# Auto World and AFX



## CraigB_3

The guy at Hobby Lobby told me that AFX and Auto World track were the same, or at least would work together. I can't get AFX locally anymore, but Hobby Lobby has Auto World track, and I want to expand! Can any one say for sure from first hand exp?


----------



## buzzinhornet

Yes, Auto World track is compatible with AFX.:thumbsup:


----------



## CraigB_3

perfect!! thanks:thumbsup:


----------



## NTxSlotCars

It's compatible with Tomy AFX, but not Aurora AFX.


----------



## dlw

If you want to expand, get one of the NTB drag sets. For $90 you get a nice batch of 15" straights, along with the four cars.


----------



## CTSV OWNER

NTxSlotCars said:


> It's compatible with Tomy AFX, but not Aurora AFX.


Yes pay attention here. Are we talking the old AFX or the newer Tomy AFX?

It will directly work with the TOMY AFX.

And yes the NTB drag set by Autoworld is the current hot item. Next is the long fabled Super International Set by Tomy

Both are great deals on their own.

Dave


----------



## CraigB_3

I have the Tomy AFX, like this...

http://www.hobbywarehouse.com/AFX-70291-Big-Block-Battler-w-TPP-40?sc=72&category=-172

We have one track set up at my Father in laws house and want another set up at my house, to have different tracks to play on.
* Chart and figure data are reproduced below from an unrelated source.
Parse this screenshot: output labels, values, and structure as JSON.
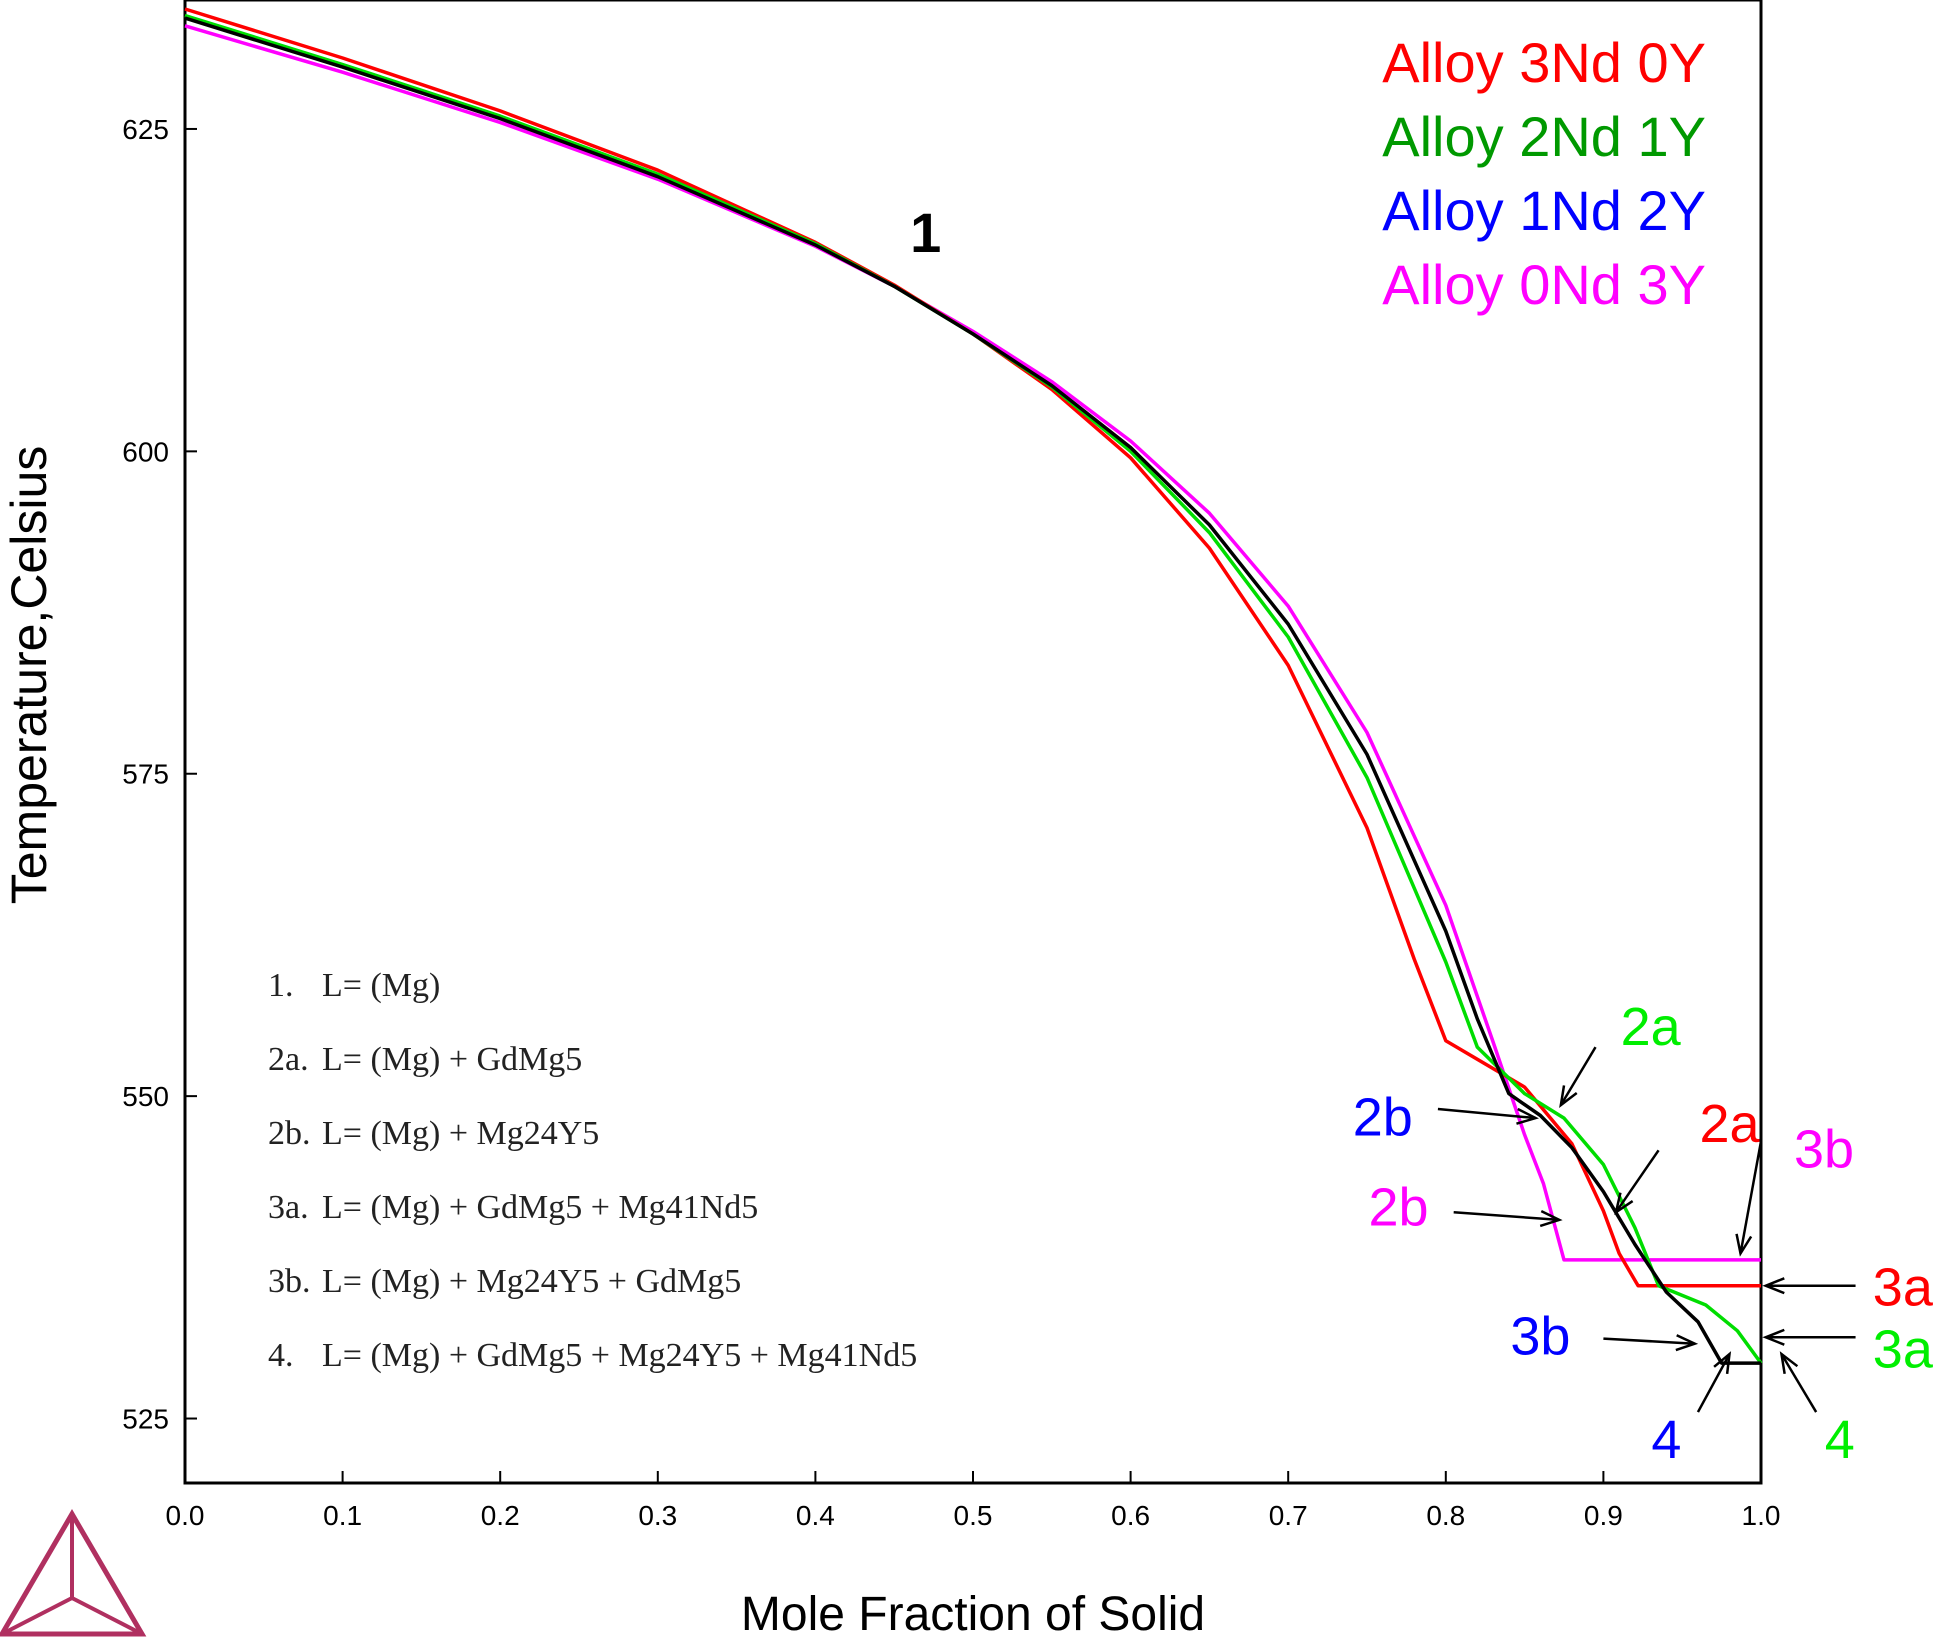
{
  "chart_data": {
    "type": "line",
    "xlabel": "Mole Fraction of Solid",
    "ylabel": "Temperature,Celsius",
    "xlim": [
      0.0,
      1.0
    ],
    "ylim": [
      520,
      635
    ],
    "x_ticks": [
      "0.0",
      "0.1",
      "0.2",
      "0.3",
      "0.4",
      "0.5",
      "0.6",
      "0.7",
      "0.8",
      "0.9",
      "1.0"
    ],
    "y_ticks": [
      "525",
      "550",
      "575",
      "600",
      "625"
    ],
    "grid": false,
    "legend_position": "top-right",
    "series": [
      {
        "name": "Alloy 3Nd 0Y",
        "color": "#ff0000",
        "points": [
          [
            0.0,
            634.3
          ],
          [
            0.1,
            630.5
          ],
          [
            0.2,
            626.4
          ],
          [
            0.3,
            621.8
          ],
          [
            0.4,
            616.2
          ],
          [
            0.45,
            612.9
          ],
          [
            0.5,
            609.1
          ],
          [
            0.55,
            604.8
          ],
          [
            0.6,
            599.5
          ],
          [
            0.65,
            592.5
          ],
          [
            0.7,
            583.4
          ],
          [
            0.75,
            570.8
          ],
          [
            0.78,
            560.6
          ],
          [
            0.8,
            554.3
          ],
          [
            0.85,
            550.7
          ],
          [
            0.88,
            546.3
          ],
          [
            0.9,
            541.1
          ],
          [
            0.91,
            537.8
          ],
          [
            0.922,
            535.3
          ],
          [
            1.0,
            535.3
          ]
        ]
      },
      {
        "name": "Alloy 2Nd 1Y",
        "color": "#009900",
        "points": [
          [
            0.0,
            633.8
          ],
          [
            0.1,
            630.0
          ],
          [
            0.2,
            626.0
          ],
          [
            0.3,
            621.5
          ],
          [
            0.4,
            616.1
          ],
          [
            0.45,
            612.8
          ],
          [
            0.5,
            609.1
          ],
          [
            0.55,
            605.0
          ],
          [
            0.6,
            600.0
          ],
          [
            0.65,
            593.7
          ],
          [
            0.7,
            585.6
          ],
          [
            0.75,
            574.7
          ],
          [
            0.8,
            560.4
          ],
          [
            0.82,
            553.8
          ],
          [
            0.85,
            550.2
          ],
          [
            0.875,
            548.3
          ],
          [
            0.9,
            544.7
          ],
          [
            0.92,
            539.8
          ],
          [
            0.935,
            535.3
          ],
          [
            0.965,
            533.8
          ],
          [
            0.985,
            531.8
          ],
          [
            1.0,
            529.3
          ]
        ]
      },
      {
        "name": "Alloy 1Nd 2Y",
        "color": "#0000ff",
        "points": [
          [
            0.0,
            633.6
          ],
          [
            0.1,
            629.8
          ],
          [
            0.2,
            625.8
          ],
          [
            0.3,
            621.3
          ],
          [
            0.4,
            616.0
          ],
          [
            0.45,
            612.8
          ],
          [
            0.5,
            609.1
          ],
          [
            0.55,
            605.1
          ],
          [
            0.6,
            600.3
          ],
          [
            0.65,
            594.3
          ],
          [
            0.7,
            586.6
          ],
          [
            0.75,
            576.5
          ],
          [
            0.8,
            562.8
          ],
          [
            0.82,
            556.0
          ],
          [
            0.84,
            550.2
          ],
          [
            0.86,
            548.5
          ],
          [
            0.88,
            546.0
          ],
          [
            0.9,
            542.6
          ],
          [
            0.92,
            538.5
          ],
          [
            0.94,
            534.8
          ],
          [
            0.96,
            532.5
          ],
          [
            0.975,
            529.3
          ],
          [
            1.0,
            529.3
          ]
        ]
      },
      {
        "name": "Alloy 0Nd 3Y",
        "color": "#ff00ff",
        "points": [
          [
            0.0,
            633.0
          ],
          [
            0.1,
            629.4
          ],
          [
            0.2,
            625.5
          ],
          [
            0.3,
            621.1
          ],
          [
            0.4,
            615.9
          ],
          [
            0.45,
            612.8
          ],
          [
            0.5,
            609.3
          ],
          [
            0.55,
            605.4
          ],
          [
            0.6,
            600.8
          ],
          [
            0.65,
            595.2
          ],
          [
            0.7,
            588.0
          ],
          [
            0.75,
            578.2
          ],
          [
            0.8,
            564.8
          ],
          [
            0.83,
            554.2
          ],
          [
            0.85,
            547.0
          ],
          [
            0.862,
            543.2
          ],
          [
            0.875,
            537.3
          ],
          [
            1.0,
            537.3
          ]
        ]
      }
    ],
    "annotations": [
      {
        "text": "1",
        "color": "#000000",
        "x": 0.47,
        "y": 617
      },
      {
        "text": "2a",
        "color": "#00ee00",
        "x": 0.93,
        "y": 555.5
      },
      {
        "text": "2b",
        "color": "#0000ff",
        "x": 0.76,
        "y": 548.5
      },
      {
        "text": "2a",
        "color": "#ff0000",
        "x": 0.98,
        "y": 548.0
      },
      {
        "text": "3b",
        "color": "#ff00ff",
        "x": 1.04,
        "y": 546.0
      },
      {
        "text": "2b",
        "color": "#ff00ff",
        "x": 0.77,
        "y": 541.5
      },
      {
        "text": "3a",
        "color": "#ff0000",
        "x": 1.09,
        "y": 535.3
      },
      {
        "text": "3b",
        "color": "#0000ff",
        "x": 0.86,
        "y": 531.5
      },
      {
        "text": "3a",
        "color": "#00ee00",
        "x": 1.09,
        "y": 530.5
      },
      {
        "text": "4",
        "color": "#0000ff",
        "x": 0.94,
        "y": 523.5
      },
      {
        "text": "4",
        "color": "#00ee00",
        "x": 1.05,
        "y": 523.5
      }
    ],
    "phase_key": [
      {
        "num": "1.",
        "reaction": "L= (Mg)"
      },
      {
        "num": "2a.",
        "reaction": "L= (Mg) + GdMg5"
      },
      {
        "num": "2b.",
        "reaction": "L= (Mg) + Mg24Y5"
      },
      {
        "num": "3a.",
        "reaction": "L= (Mg) + GdMg5 + Mg41Nd5"
      },
      {
        "num": "3b.",
        "reaction": "L= (Mg) + Mg24Y5 + GdMg5"
      },
      {
        "num": "4.",
        "reaction": "L= (Mg) + GdMg5 + Mg24Y5 + Mg41Nd5"
      }
    ]
  },
  "logo": {
    "icon": "thermo-calc-triangle-logo",
    "color": "#b03060"
  }
}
Now my next question. I under stand this AW track in compatible, but is the quality in the same league?

I would rather order another track if that is what is needed to get the quality.


----------



## CTSV OWNER

If it were my money I would buy the TOMY Super International set. Actually I have bought 3 of them.
The track will be flat and cars can be sold if you don't want to go so fast.

Dollars/value wise it can't be beat.

Dave


----------



## buzzinhornet

Yes, there have been complaints about the quality of the Auto World track pieces. Specifically the 15" straits being "bowed". Haven't heard any complaints on any other pieces tho'.


----------



## Joe65SkylarkGS

CTSV OWNER said:


> If it were my money I would buy the TOMY Super International set. Actually I have bought 3 of them.
> The track will be flat and cars can be sold if you don't want to go so fast.
> 
> Dollars/value wise it can't be beat.
> 
> Dave


You speak the truth :thumbsup:



buzzinhornet said:


> Yes, there have been complaints about the quality of the Auto World track pieces. Specifically the 15" straits being "bowed". Haven't heard any complaints on any other pieces tho'.



Refer to above post. Tomy has all flat 15 in straights. My Strip consists of mostly Tomy. Even after AW sent me an additional 15, 15 inch "Good Flat" replacement tracks. Junk.

Then some guys got great AW track, so who knows.:dude:


----------



## Wahoo

*For What It's Worth . . .*

The only point that I would like to make is that the Autoworld track is a copy of AFX track but it is not identical. They will fit together but the structure and some key dimensions are different.


----------



## bearsox

I'm a big fan of the Super international set and have had several without incident so i would say get them worry free. As for the Auto World sets i have not heard of problems personally except for now. That said usually these guys are pretty good on the info so take heed.

Bear :wave:


----------